The TinyTrack (*.tt.gz) file is a track format used in DSI Studio to store track coordinates. The TT files are MATLAB matrix file stored in V4 version. The tt.gz files are the TT files compressed by gzip. To load a TT file into Matlab, extract the *.tt.gz file into an uncompressed .tt file.

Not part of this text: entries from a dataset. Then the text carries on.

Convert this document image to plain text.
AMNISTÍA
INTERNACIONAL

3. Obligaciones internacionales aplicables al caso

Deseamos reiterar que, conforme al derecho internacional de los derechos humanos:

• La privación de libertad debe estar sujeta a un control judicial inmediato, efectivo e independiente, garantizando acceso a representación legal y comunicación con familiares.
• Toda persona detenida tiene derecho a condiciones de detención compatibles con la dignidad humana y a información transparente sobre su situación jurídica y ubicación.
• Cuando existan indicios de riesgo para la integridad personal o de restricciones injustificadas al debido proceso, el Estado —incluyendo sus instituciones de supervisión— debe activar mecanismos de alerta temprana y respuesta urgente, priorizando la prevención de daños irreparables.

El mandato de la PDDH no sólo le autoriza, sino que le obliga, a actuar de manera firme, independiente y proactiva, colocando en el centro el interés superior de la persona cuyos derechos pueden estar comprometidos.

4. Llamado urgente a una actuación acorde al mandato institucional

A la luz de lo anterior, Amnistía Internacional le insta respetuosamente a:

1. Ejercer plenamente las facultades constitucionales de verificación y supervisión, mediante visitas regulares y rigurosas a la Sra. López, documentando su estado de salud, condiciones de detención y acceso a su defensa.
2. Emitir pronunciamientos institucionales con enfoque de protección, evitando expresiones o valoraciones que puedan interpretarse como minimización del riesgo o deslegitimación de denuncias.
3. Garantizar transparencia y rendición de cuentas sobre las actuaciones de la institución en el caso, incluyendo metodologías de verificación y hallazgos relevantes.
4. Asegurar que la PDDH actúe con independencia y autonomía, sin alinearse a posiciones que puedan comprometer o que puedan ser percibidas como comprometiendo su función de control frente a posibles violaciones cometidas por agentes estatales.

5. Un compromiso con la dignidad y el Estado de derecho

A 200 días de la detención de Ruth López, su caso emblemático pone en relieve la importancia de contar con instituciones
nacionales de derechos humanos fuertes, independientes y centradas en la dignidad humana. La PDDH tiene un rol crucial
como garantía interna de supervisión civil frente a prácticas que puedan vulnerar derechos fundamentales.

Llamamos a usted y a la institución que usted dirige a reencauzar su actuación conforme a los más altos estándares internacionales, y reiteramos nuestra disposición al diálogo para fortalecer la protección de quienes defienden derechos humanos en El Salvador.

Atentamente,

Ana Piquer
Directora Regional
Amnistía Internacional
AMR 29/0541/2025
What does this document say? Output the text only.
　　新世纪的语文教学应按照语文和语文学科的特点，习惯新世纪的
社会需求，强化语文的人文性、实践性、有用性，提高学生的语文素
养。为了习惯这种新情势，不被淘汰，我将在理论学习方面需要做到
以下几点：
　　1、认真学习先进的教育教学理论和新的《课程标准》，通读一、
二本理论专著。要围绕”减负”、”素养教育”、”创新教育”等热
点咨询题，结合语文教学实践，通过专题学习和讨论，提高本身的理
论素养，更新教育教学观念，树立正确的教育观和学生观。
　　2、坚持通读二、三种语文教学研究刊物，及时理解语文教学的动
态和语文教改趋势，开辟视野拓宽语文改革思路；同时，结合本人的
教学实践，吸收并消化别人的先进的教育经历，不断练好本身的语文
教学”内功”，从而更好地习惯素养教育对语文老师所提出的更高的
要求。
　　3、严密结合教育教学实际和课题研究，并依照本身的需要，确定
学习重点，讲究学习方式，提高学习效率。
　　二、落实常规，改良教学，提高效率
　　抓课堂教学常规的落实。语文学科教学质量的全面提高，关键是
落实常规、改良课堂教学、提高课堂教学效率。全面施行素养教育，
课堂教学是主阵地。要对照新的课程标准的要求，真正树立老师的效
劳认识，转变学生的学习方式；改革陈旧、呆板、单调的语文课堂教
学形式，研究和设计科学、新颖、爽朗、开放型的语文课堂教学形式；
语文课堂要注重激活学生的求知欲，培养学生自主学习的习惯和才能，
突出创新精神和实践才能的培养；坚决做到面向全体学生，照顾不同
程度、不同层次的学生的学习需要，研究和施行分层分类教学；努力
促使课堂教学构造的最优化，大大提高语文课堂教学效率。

Then rename the .tt file to .mat file and load it using Matlab.

The following is a list of matrix used in TT file:

matrix	description
dimension	A 1-by-3 vector storing the dimension of the containing image.
voxel_size	A 1-by-3 vector storing the voxel size in mm.
track	Please use the following code to parse the “track” matrix

function track = parse_tt(track)
buf1 = uint8(track);
buf2 = typecast(buf1,'int8');
pos = [];
i = 1;
while(i <= length(track))
    pos = [pos i];
    i = i + typecast(buf1(i:i+3),'uint32')+13;
end

track = cell(1,length(pos));
parfor i = 1:length(pos)
    p = pos(i);
    size = typecast(buf1(p:p+3),'uint32')/3;
    x = typecast(buf1(p+4:p+7),'int32');
    y = typecast(buf1(p+8:p+11),'int32');
    z = typecast(buf1(p+12:p+15),'int32');
    tt = zeros(size,3);
    tt(1,:) = [x y z];
    p = p+16;
    for j = 2:size
        x = x+int32(buf2(p));
        y = y+int32(buf2(p+1));
        z = z+int32(buf2(p+2));
        p = p+3;
        tt(j,:) = [x y z];
    end
    track{i} = single(tt)/32;
end
end

Load MRtrix3 FOD in DSI Studio

Convert FOD.mif using the following command:

sh2peaks fod.mif peak.mif
mrconvert peak.mif -stride 1,2,3,4 peak.nii.gz

The peak.nii.gz can be loaded in DSI Studio [Step T3 Fiber Tracking] to run fiber tracking.